De blik op Gent: walhalla van de vrije wetenschap?

19 mrt 2019 ,

Een universiteit die haar wetenschappers in staat stelt vrij onderzoek te kunnen doen zonder te jagen op ellenlange publicatielijsten. Waar werk gemaakt wordt van het verkleinen van de eigen ecologische voetafdruk én banden met dubieuze partners tegen het licht van de mensenrechten worden gehouden. Te mooi om waar te zijn? In Gent gebeurt het.

Na roerige verkiezingen en maar liefst negen stemrondes vol politiek en intrige werd Rik Van de Walle in 2017 verkozen tot rector aan de Universiteit Gent. Sindsdien lijkt de UGent niet meer uit het nieuws weg te slaan  – ook niet in Nederland.

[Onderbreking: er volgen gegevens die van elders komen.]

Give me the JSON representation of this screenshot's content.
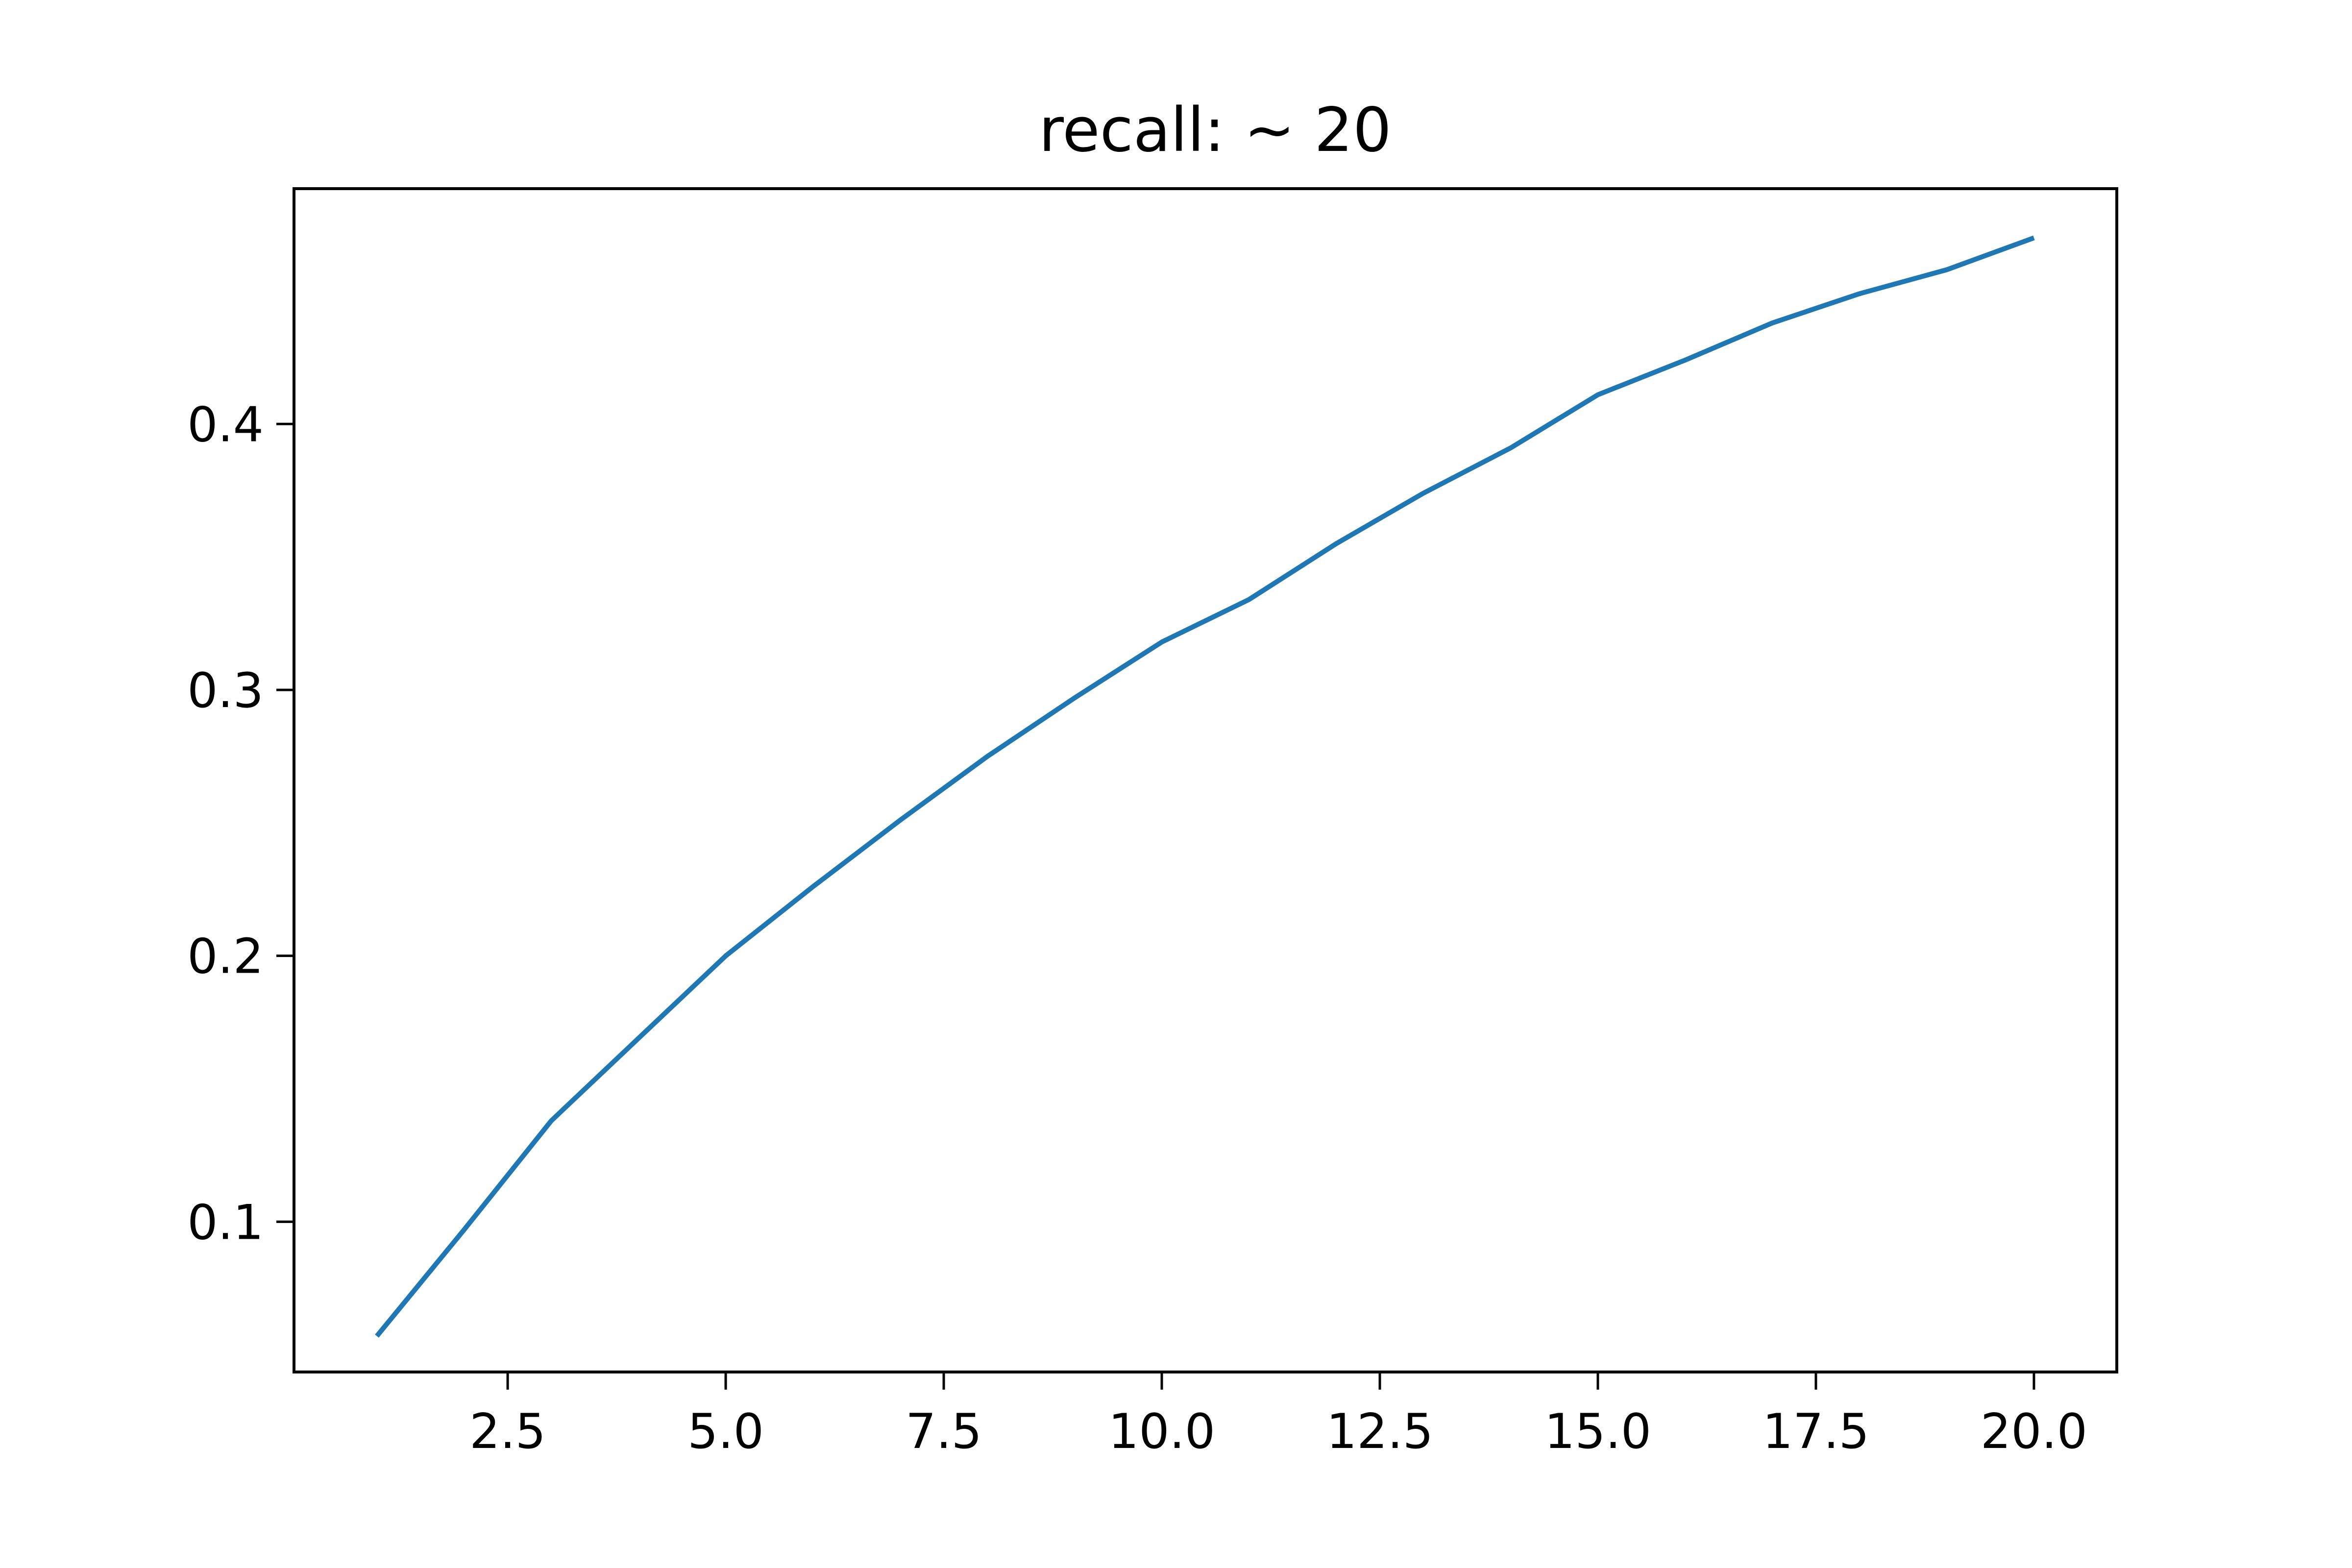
{
  "chart_data": {
    "type": "line",
    "title": "recall: ~ 20",
    "xlabel": "",
    "ylabel": "",
    "xlim": [
      0.05,
      20.95
    ],
    "ylim": [
      0.0435,
      0.4885
    ],
    "grid": false,
    "legend": "none",
    "x_ticks": [
      2.5,
      5.0,
      7.5,
      10.0,
      12.5,
      15.0,
      17.5,
      20.0
    ],
    "x_tick_labels": [
      "2.5",
      "5.0",
      "7.5",
      "10.0",
      "12.5",
      "15.0",
      "17.5",
      "20.0"
    ],
    "y_ticks": [
      0.1,
      0.2,
      0.3,
      0.4
    ],
    "y_tick_labels": [
      "0.1",
      "0.2",
      "0.3",
      "0.4"
    ],
    "series": [
      {
        "color": "#1f77b4",
        "x": [
          1,
          2,
          3,
          4,
          5,
          6,
          7,
          8,
          9,
          10,
          11,
          12,
          13,
          14,
          15,
          16,
          17,
          18,
          19,
          20
        ],
        "y": [
          0.057,
          0.097,
          0.138,
          0.169,
          0.2,
          0.226,
          0.251,
          0.275,
          0.297,
          0.318,
          0.334,
          0.355,
          0.374,
          0.391,
          0.411,
          0.424,
          0.438,
          0.449,
          0.458,
          0.47
        ]
      }
    ]
  }
}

De meest fundamentele koerswijziging onder Van de Walles bewind is het evaluatiemodel dat hij invoerde voor wetenschappers. Academici van de UGent zullen niet meer worden afgerekend op kwantificeerbare output, zoals het aantal publicaties en afgeronde promovendustrajecten. Kwaliteit en de impact van onderzoek moeten weer voorop komen te staan, vertelt Van de Walle aan Vox. ‘Ik wil academici maximale vrijheid geven en hen van het idee afhelpen dat zij verantwoording dienen af te leggen voor de relevantie van hun vakgebied.’

Vliegverkeer

Ook op het gebied van duurzaamheid en het terugdringen van de eigen ecologische voetafdruk kan er inmiddels gesproken worden over een ‘Gents model’. Het Nijmeegse Green Office, dat nadenkt over hoe het vliegverkeer van wetenschappers in te dammen, maakt er geen geheim van naar Gent te kijken voor inspiratie.

Een derde reden voor een blik op Gent is de mensenrechtencommissie die partnerschappen met buitenlandse universiteiten tegen het licht houdt. Wil een Gentse hoogleraar een samenwerkingsovereenkomst tekenen met een universiteit in Iran, Israël of Turkije, dan gaat de commissie aan het werk. Maken deze buitenlandse instellingen zich niet schuldig aan mensenrechtenschendingen?

Drie redenen voor Vox om een bezoek te brengen aan het Rectoraat van de UGent, gelegen in de schaduw van kunstencentrum Vooruit, een meer dan honderd jaar oud zalencomplex in art-nouveaustijl dat het oorspronkelijk hart is van de socialistische beweging in de Arteveldestad.

1. Gent als aanvechter van de vrije wetenschap

‘Nuance’, ‘vertrouwen’, ‘twijfel’. Wie een ruimte binnentreedt waar de wanden deze woorden sieren, moet wel bij een universiteitsbestuurder op bezoek zijn. De omvang van de kamer en de grote tafel met lederen bureaustoelen nemen de laatste twijfel weg.

Hier ontvangt rector Rik Van de Walle de laatste maanden bovengemiddeld veel journalisten. ‘En niet alleen uit België, hè’, benadrukt de 48-jarige ingenieur op een rustige toon. ‘Nu is Nederland niet echt internationaal te noemen, maar toch.’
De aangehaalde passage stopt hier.